Аш поблагодарил полковника Дженкинса и перешел к вопросам более личного характера. У него есть просьба, над которой он много думал последние несколько месяцев, но окончательное решение принял сегодня утром, в комнате Зарина. Он просит освободить его от служебных обязанностей и разрешить подать в отставку и уволиться не только из полка, но и из армии.

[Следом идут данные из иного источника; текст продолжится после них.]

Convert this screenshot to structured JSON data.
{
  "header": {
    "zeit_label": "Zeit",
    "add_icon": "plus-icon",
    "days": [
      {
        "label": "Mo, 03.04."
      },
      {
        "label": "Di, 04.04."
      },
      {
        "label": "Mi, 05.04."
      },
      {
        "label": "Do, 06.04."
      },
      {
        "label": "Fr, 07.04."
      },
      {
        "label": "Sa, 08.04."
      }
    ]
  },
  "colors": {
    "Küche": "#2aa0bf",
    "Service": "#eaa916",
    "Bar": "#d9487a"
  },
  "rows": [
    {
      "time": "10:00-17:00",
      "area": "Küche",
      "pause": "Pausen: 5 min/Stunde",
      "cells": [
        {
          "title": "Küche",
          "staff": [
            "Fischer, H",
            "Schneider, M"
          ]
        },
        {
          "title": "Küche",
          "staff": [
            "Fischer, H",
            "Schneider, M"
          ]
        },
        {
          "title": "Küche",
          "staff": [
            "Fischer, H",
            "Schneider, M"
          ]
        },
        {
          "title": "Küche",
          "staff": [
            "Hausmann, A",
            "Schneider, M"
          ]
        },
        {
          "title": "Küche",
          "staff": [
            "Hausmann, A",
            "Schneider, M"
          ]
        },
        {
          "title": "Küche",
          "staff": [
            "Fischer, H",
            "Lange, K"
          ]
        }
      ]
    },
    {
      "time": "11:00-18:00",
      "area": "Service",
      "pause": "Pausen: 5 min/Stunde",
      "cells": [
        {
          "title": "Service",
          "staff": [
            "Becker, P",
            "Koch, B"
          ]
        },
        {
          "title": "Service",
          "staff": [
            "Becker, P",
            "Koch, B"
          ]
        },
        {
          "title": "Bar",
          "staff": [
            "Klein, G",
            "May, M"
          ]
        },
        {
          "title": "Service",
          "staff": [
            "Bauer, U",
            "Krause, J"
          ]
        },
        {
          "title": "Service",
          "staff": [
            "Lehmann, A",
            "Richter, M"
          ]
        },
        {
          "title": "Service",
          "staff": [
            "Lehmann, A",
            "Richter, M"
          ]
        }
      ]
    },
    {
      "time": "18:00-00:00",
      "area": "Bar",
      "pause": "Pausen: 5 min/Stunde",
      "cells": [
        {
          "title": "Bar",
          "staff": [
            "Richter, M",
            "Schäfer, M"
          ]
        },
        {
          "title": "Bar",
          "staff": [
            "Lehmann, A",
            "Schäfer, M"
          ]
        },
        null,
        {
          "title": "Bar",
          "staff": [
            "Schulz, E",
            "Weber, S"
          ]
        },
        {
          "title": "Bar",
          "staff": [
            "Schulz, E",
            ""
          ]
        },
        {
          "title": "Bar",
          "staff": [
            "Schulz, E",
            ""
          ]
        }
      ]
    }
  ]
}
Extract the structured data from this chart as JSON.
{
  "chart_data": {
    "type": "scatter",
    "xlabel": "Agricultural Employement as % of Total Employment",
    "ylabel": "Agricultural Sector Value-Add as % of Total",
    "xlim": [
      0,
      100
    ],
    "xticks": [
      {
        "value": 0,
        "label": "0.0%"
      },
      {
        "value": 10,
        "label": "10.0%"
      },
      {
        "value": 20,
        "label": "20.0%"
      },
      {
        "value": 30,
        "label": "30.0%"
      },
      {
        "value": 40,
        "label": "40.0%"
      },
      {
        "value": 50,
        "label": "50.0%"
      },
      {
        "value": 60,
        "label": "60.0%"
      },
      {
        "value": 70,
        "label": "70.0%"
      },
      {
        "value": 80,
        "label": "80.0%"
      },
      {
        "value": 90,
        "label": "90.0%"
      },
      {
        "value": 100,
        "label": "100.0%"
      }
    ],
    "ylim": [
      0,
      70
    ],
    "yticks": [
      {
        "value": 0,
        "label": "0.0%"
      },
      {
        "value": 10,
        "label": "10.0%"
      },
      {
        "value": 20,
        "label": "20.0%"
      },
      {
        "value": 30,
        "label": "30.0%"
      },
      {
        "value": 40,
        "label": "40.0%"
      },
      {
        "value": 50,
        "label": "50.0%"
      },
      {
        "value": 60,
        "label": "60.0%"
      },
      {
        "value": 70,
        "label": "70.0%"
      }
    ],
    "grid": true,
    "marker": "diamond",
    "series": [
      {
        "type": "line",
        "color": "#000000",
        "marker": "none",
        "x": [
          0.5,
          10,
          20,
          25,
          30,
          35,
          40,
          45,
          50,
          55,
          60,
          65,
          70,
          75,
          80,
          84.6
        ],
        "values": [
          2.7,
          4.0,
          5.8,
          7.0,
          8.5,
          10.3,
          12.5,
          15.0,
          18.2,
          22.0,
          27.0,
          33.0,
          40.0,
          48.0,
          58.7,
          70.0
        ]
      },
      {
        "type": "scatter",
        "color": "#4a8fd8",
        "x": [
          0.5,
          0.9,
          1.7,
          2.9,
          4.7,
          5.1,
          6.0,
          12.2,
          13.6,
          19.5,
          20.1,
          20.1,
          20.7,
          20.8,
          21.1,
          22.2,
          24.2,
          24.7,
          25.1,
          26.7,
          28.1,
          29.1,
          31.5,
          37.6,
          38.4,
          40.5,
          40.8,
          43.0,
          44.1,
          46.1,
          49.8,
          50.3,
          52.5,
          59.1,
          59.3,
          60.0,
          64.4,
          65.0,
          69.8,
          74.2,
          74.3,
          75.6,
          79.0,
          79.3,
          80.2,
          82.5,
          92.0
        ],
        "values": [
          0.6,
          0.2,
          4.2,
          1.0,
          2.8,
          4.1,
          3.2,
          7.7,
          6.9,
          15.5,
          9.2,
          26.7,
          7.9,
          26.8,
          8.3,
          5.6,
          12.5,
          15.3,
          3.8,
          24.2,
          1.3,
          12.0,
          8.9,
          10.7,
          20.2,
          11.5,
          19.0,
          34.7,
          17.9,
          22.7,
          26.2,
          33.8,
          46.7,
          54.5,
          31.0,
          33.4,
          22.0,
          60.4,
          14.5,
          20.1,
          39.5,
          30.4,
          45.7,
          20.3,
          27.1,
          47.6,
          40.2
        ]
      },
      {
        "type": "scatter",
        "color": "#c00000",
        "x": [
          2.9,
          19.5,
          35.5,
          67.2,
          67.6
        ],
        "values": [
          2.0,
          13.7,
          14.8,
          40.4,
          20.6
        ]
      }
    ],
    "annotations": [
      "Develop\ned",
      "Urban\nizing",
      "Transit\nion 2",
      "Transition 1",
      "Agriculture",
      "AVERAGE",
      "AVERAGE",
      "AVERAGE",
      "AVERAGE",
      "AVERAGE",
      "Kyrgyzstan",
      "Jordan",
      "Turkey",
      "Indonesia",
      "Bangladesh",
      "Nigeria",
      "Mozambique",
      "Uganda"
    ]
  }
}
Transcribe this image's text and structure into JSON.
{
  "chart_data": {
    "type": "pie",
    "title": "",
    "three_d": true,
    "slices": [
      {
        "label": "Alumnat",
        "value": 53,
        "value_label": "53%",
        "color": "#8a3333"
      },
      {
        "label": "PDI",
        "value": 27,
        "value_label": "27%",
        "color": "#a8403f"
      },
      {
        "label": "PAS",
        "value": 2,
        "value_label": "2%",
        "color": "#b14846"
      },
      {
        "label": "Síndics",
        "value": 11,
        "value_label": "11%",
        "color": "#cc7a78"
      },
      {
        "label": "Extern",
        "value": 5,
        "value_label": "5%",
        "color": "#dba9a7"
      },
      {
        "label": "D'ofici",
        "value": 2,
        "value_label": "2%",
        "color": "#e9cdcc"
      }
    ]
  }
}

Он пришел к этому решению не вдруг: уверенность, что он не сможет остаться армейским офицером, уже довольно давно укреплялась в нем. Вероятно, Уиграм, будучи адъютантом, упоминал командующему об Анджули? Командующий молча кивнул, и Аш облегченно вздохнул и сказал, что в таком случае командующий, безусловно, понимает трудности, стоящие перед ним. Если бы он имел возможность вернуться в Мардан и открыто жить с женой, наверное, он смог бы смириться с армейской жизнью в Британской Индии. Но поскольку по ряду причин такой вариант исключается, он полагает, что для него настало время попробовать построить новую жизнь для своей жены и себя самого…

За долгие месяцы путешествия в Бхитхор, за проведенные там недели и прожитые в Афганистане годы он отвык от ограниченной узкими рамками жизни армейского офицера – даже офицера такой части, как корпус разведчиков, – и осознал, что никогда уже не сможет существовать в пределах строгих границ, проведенных религией или национальностью. Так что ему ничего не остается, кроме как разорвать все связи с прошлым и начать все снова, в качестве человека, который является не британцем и не индийцем, а просто представителем рода человеческого.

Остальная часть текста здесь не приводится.